12-Lead ECG case: When is a heartbeat not a mechanical heartbeat?

Learn to distinguish and verify electrical and mechanical capture when using a transcutaneous pacemaker on a patient with symptomatic bradycardia

A 76-year-old woman calls 911 because of extreme weakness and near-syncope. The rescue crew finds her weak, pale and diaphoretic, with a pulse rate of 30 bpm. Her BP is 72/44. A look at the cardiac monitor shows a very slow sinus bradycardia without ST elevation or depression.

The crew starts an IV and attaches pacemaker electrodes. They turn the transcutaneous pacemaker on at a rate of 72 bpm, with an electrical current of 40 mA.

They determine that they have electrical capture, but the patient’s condition does not improve. They increase the rate to 80, then 90 bpm — still with no improvement in the patient’s clinical condition. 

They do not increase the electrical current (mA), because they feel they have electrical capture. They decide to give an intravenous bolus of normal saline.

When they arrive at the hospital, the patient is still pale and diaphoretic and her BP is 90/50. She complains of shortness of breath, and wants to sit up.

This is the patient’s ECG rhythm strip on arrival at the hospital.

What did the rescue crew miss?

They did not achieve capture with this pacemaker. The pacemaker is sensing Lead II, and has correctly marked the patient’s own or native beats (top arrows). 

The pacer is appropriately firing in demand mode (lower arrows). The pacer has not captured the myocardium. Transcutaneous pacemakers often show artifact after the spike. This artifact can be mistaken for a QRS complex.

What should the TCP look like on the ECG?

The pacemaker delivers a strong current to the chest wall. A normal cycle with electrical capture will begin with a spike, which is a mark placed by the device software to show when the pacemaker fired. 

Then, when the myocardium is depolarized, a wide QRS complex with a broad T wave will occur. The T wave is usually in the opposite direction of the QRS. This is called a discordant T wave, and it is normal in wide-complex rhythms.

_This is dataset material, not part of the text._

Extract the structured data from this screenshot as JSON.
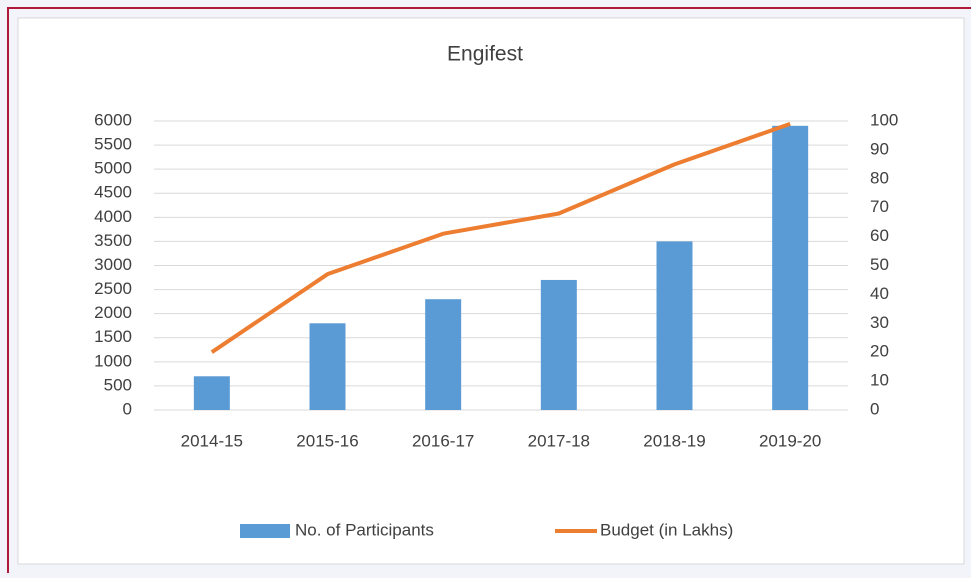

The pacing stimulus can be picked up by the ECG electrodes and cause a deflection that may look like a QRS complex. If the pacemaker and monitor is one unit, the monitor will probably have a mechanism for avoiding this artifact. The monitor will blink, or stop showing information, for approximately 40-80 ms (1-2 small blocks) after the pacing stimulus is delivered. 

In most cases, this blanking period allows the device to avoid showing the pacing artifact on the ECG. The downside is a loss of data for 40-80 ms.

If this mechanism is not present, for instance if the monitor being used is not part of the pacemaker device, the pacer artifact will show up immediately after the spike. Occasionally, we can even see some artifact after the blanking period.

How to tell artifact from electrical capture

With pacing artifact, the wave may look like a wide QRS, or it may look bizarre. There will be no T wave following the QRS. If you increase the current, the size of the artifact will increase.

Your patient will not have a pulse that corresponds to the pacing stimuli. Remember to check the pulse peripherally, as the muscle contraction of the chest wall from the pacing makes it difficult to determine pulse at the carotid artery.

How to recognize electrical and mechanical capture

Electrical capture will result in a QRS complex with a T wave after each pacer spike. Mechanical capture will cause palpable peripheral pulses and usually a noticeable improvement in patient condition.

The pulse oximeter and ETCO2 monitor can help a lot, too. If you have mechanical capture, the pulse ox waveform should show definite pulses and the patient's ETCO2 should increase because of increased perfusion.

What should I do if I see artifact instead of electrical capture?

If the limb electrodes are located near the pacing electrodes, move them as far away as possible on the limbs. Increase the current until a QRS and T wave are seen and peripheral pulses match the TCP rate.

Remember to warn the conscious patient as you increase current. When a QRS complex with T wave are seen, evaluate the patient’s extremity pulses manually to determine that they match the pacemaker rate.

When pacing with a TCP, do not rely on electronic vital-signs measurements and heart-rate monitoring to determine the patient’s condition. Artifact can trigger the pulse and rate indicators on the monitor, showing a rate faster than the actual heart rate.

Evaluate the patient's blood pressure after two minutes of a normal pulse rate before treating hypotension with fluids, as correcting the rate may be all you need.

If the patient is unresponsive, slow the pacemaker to look for the presence of ventricular fibrillation, which can be masked by TCP artifact.

Don’t be fooled

Remember to evaluate the complex to determine if it is a QRS-T or just a wide artifact. Check the patient’s peripheral pulse manually and observe the patient’s condition.  When the patient's heart rate is improved with pacing, give the patient a few minutes to improve hemodynamically before deciding to give large amounts of fluid.